We defined a shared query in the Azure DevOps Boards section, to report any request in status “Requested” having as desired date a date in the past or the current day.
Terraform templates had been created to deploy each of the possible environments, with options for a series of pre-defined solutions and datasets, using various Azure resources, including custom images to deploy Virtual Machines to be used not only as servers but also as clients for laboratories and online training classrooms. Those templates composed a project stored into the Git repository of Azure DevOps. It is not in the scope of current story to describe the usage of Terraform and the templates created, but it is clear a list of variables has been defined. I just want to report the attention to the definition of the output section, in order to have a readable set of “name — value” to describe also to the requestor what deployed, as for example the list of Virtual Machines used as clients, with their names and IPs.
A Release Pipeline had been defined in Azure DevOps for the actual execution of the deployments. The trigger for the execution of the Pipeline had been set to be based on a schedule, due to specific business rules, with an execution every hour during each working day.
A Pre-Deployment Gate had been configured. In case no request is returned by the query, the execution of the Pipeline is automatically aborted; while it continue in case at least one request is present.
The fist step executed by the Pipeline is a Powershell script to retrieved the values from the request ticket (the Work Item) and to populate the Pipelines variables with the result.
The second step, executed only in case of success of the first step, updates the Work Item status as “In Progress” using a Powershell script. A similar script is used, at the end of the execution of the steps involving the Terraform templates, to update the status as “Completed” and to add to the Description the output of the Terraform execution.
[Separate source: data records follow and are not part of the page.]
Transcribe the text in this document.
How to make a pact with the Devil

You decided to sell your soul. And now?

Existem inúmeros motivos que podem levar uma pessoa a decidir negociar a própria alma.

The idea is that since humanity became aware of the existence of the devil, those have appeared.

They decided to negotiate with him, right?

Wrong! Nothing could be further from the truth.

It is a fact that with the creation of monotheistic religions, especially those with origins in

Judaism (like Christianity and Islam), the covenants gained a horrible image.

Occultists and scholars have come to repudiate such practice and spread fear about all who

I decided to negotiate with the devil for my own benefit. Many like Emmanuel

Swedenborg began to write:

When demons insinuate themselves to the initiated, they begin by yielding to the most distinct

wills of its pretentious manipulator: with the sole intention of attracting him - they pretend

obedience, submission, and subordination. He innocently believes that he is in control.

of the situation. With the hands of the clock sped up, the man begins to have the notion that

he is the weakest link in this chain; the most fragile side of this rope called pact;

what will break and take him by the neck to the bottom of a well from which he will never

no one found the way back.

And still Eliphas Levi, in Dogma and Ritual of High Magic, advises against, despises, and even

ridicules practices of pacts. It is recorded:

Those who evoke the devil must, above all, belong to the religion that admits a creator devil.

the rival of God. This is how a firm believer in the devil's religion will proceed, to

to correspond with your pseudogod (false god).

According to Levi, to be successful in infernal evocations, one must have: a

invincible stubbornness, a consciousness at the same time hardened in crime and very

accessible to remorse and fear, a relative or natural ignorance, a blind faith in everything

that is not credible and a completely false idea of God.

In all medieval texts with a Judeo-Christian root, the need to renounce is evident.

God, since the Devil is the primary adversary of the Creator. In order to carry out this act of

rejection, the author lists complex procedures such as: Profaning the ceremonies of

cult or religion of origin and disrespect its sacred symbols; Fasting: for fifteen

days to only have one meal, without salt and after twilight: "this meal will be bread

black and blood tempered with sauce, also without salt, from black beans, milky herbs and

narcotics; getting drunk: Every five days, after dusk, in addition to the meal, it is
The notification mechanism linked with the Azure DevOps Board allow the requestor to receive an email with a link to go and see the details of her\his request updated by the Pipeline execution. The Work Item is now reporting all the details to access and use the environment requested.
We were finally able to accomplish what needed by our customer, extending the usage of the Self-Service model for Cloud resources provisioning also to non-technical staff, people not having access or rights to operate on the Web Portal or APIs of the Cloud Service provider, people not able to translate the terms they use to express their business need into technical elements composing an actual deployment.
We did it without creating new software components and tools, but just adapting, using some scripting and templating, the integrations between services they were already using, removing any need for further internal training to operate the solution or the need for software\licenses purchase.
Usage of Cloud Services, declarative deployment models, templates based orchestrators, scripting to consume existing APIs: it all provides a powerful combination of elements to move from automation to full Self-Service provisioning beyond the barrier of access for technicians only.
P.S.: for compliancy with data confidentiality, the images reported in this story are all taken from an internal sample setup and not from the actual customer solution
P.S.2: As a note I would just add that I do not like to insert directly in the Terraform templates the placeholders to be replaced by the deployment pipeline, but I prefer to structure my templates with a file per logical resource, using a dedicated Terraform variable file where to insert in one unique file all the placeholders that the Pipeline will replace at run time. I also prefer to create a dedicated file to define all the outputs, instead of having them defined into each resource file.